Dissecting each and every economic report that comes out is sort of like taking your temperature every half hour when you're sick: needlessly obsessive perhaps, but allowing you to know quickly if your condition has taken a turn for the better - or worse.
So what do we see in the latest high-frequency economic numbers? A U.S. consumer who may be getting depressed, but whose immune system still looks strong enough to ward off the potentially damaging impact of rising mortgage rates - at least for now.
The ABC News/Money consumer comfort index dropped four points to a new cycle low of -23 in the October 20 week - the weakest reading since January 1994. All three of the main sub-indexes dropped: people's view of the national economy (74% say "negative"), their own personal finances, and buying conditions.
We did see the weekly chain store numbers (released on Tuesday) post a modest increase last week, so obviously consumers are not so very depressed that they've stopped going out and buying stuff. But they're not buying all that much. The chain store numbers continue to look a bit anemic, so the message of these two economic series is reasonably consistent.
As for the housing market, it may not be red-hot but it's definitely cooking along. Mortgage refinancing activity fell nearly 18% last week, according the numbers compiled by the Mortgage Bankers Association, but that still left the weekly index at a super-hot level.
The 30-year fixed mortgage rate jumped to 6.21% last week, from 5.96% the previous week. That's the highest level since July 26 but still a very attractive level. This led to a 12 percent drop in mortgage applications last week, according to the MBA.
Of course, the big question remains. We've seen a huge swing in bond yields from about 3.5 percent on the U.S. government 10-year note to about 4.25 percent this week (bond bulls who didn't move quickly must still be licking their wounds). Will those yields keep rising and take the still lovely mortgage rates higher with them?
That's why we keep taking the economy's temperature. Third quarter growth of about 3.5 percent is expected to fall below 2 percent. Will that be enough to keep stocks rising, and bond yields moving higher (as bond prices fall)?
The Federal Reserve says the economy is still sluggish, sort of what you'd expect from a patient who is trying to recover from an illness (recession) but taking a long time to get there. On Wednesday, the Fed released its Beige Book survey of the nation's economy, compiled from reports by its 12 district banks covering the period from mid-September to mid-October. Retail sales? Weak. Manufacturing? Stagnant, sluggish. Job market? Lackluster. Bright spot? Housing. Price hikes? Health care.
Slight shift on the consumer in this latest Beige Book. In its September survey, retail sales were characterized as "mixed," with auto and home sales strong. This time the Fed noted the obvious when it comes to auto sales, that they are slowing from those strong levels.
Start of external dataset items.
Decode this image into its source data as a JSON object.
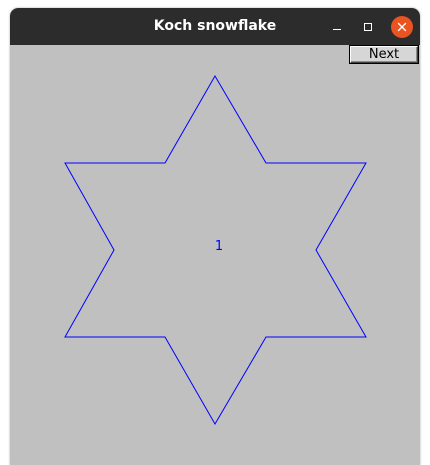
{
  "window": {
    "title": "Koch snowflake"
  },
  "toolbar": {
    "next_label": "Next"
  },
  "canvas": {
    "iteration": "1",
    "stroke_color": "#0000ff",
    "background": "#c0c0c0"
  },
  "icons": {
    "minimize": "minimize-icon",
    "maximize": "maximize-icon",
    "close": "close-icon"
  }
}
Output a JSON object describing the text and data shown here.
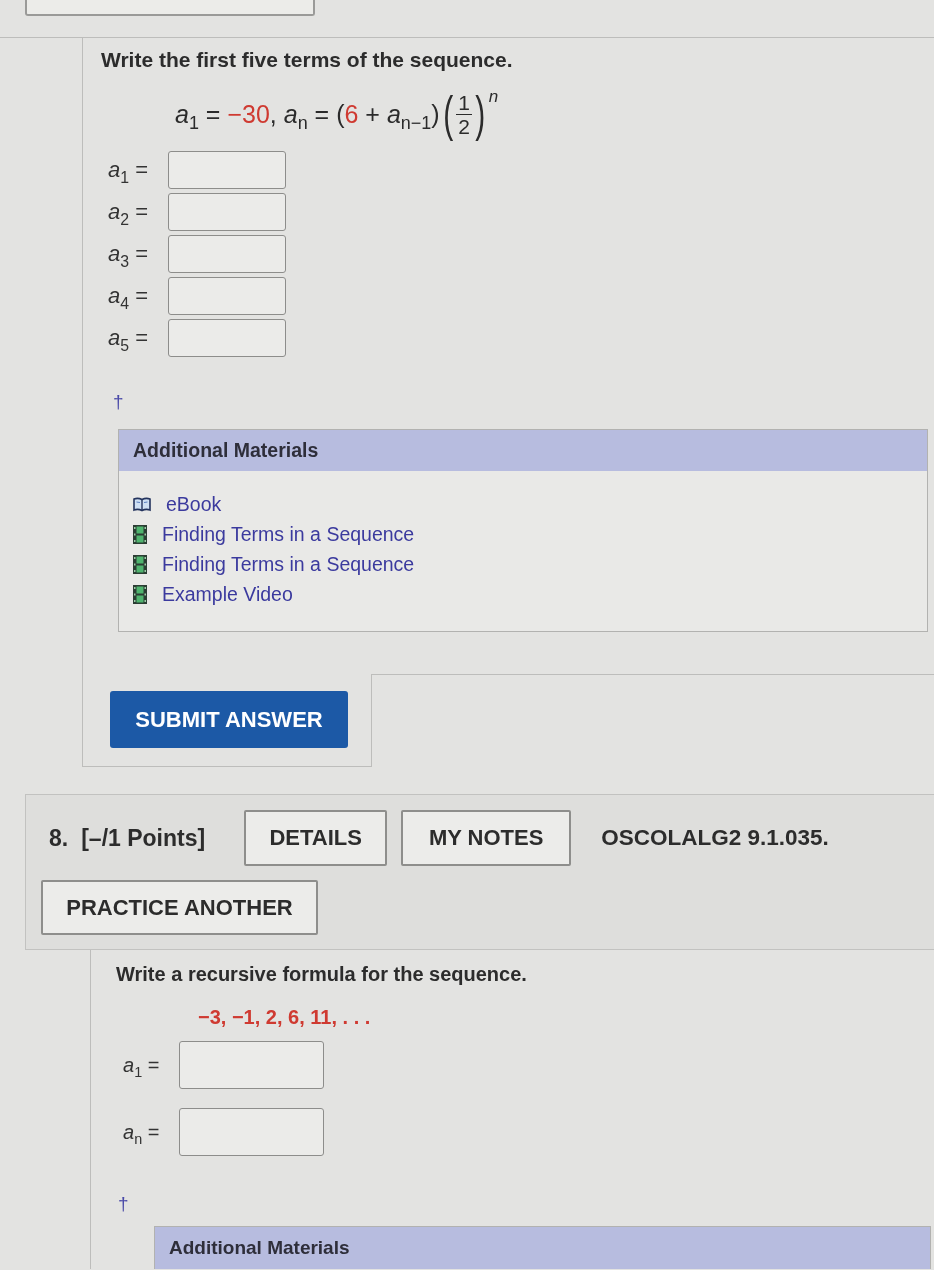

A bit more worried? Perhaps. The same could be said for the president of the Federal Reserve Bank of St. Louis, William Poole. Today he characterized the economy as "growing modestly, recovering all too slowly from last year's recession." Back in August, he characterized the economic expansion as "on track." Bob Ried, economist at Ried, Thunberg & Co in Connecticutt, said that August remark implied Poole saw no need to cut rates. He believes today's remarks suggest Poole is breaking rank with Fed's consensus view - "that all is well and policy is appropriate" - and is now in the minority camp with a dissenter like the Dallas Fed's Bob McTeer, who last month voted for a rate cut when the majority said, no, we're leaving rates unchanged.
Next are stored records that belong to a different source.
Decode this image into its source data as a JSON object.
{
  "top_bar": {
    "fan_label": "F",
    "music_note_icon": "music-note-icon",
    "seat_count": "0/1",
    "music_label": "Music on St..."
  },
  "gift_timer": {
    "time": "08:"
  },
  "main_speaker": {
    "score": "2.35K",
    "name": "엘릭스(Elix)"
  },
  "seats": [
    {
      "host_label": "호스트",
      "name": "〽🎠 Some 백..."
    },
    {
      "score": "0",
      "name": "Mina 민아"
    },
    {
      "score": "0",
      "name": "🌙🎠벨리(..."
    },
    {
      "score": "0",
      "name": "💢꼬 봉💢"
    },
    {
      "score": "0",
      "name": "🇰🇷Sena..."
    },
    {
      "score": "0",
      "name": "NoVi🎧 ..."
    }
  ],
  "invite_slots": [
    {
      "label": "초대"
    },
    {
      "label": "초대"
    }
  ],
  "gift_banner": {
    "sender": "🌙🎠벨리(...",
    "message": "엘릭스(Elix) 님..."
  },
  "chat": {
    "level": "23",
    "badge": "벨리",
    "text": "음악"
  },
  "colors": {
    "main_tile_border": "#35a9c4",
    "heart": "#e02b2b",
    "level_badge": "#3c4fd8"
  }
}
As for the Big Monetary Man himself, Alan Greenspan, he gave a speech today extolling the economy's stunning productivity growth, saying this year it could hit its strongest rate in 30 years. And he scratched his head (figuratively) saying he's not entirely sure what's driving it or how long it will last. Bottom line, no hints on monetary policy.
So the debate among the economy doctors continues as to whether the patient's vital signs point to a steady, if slow and halting, recovery. Or if the nation's economic pulse is fading.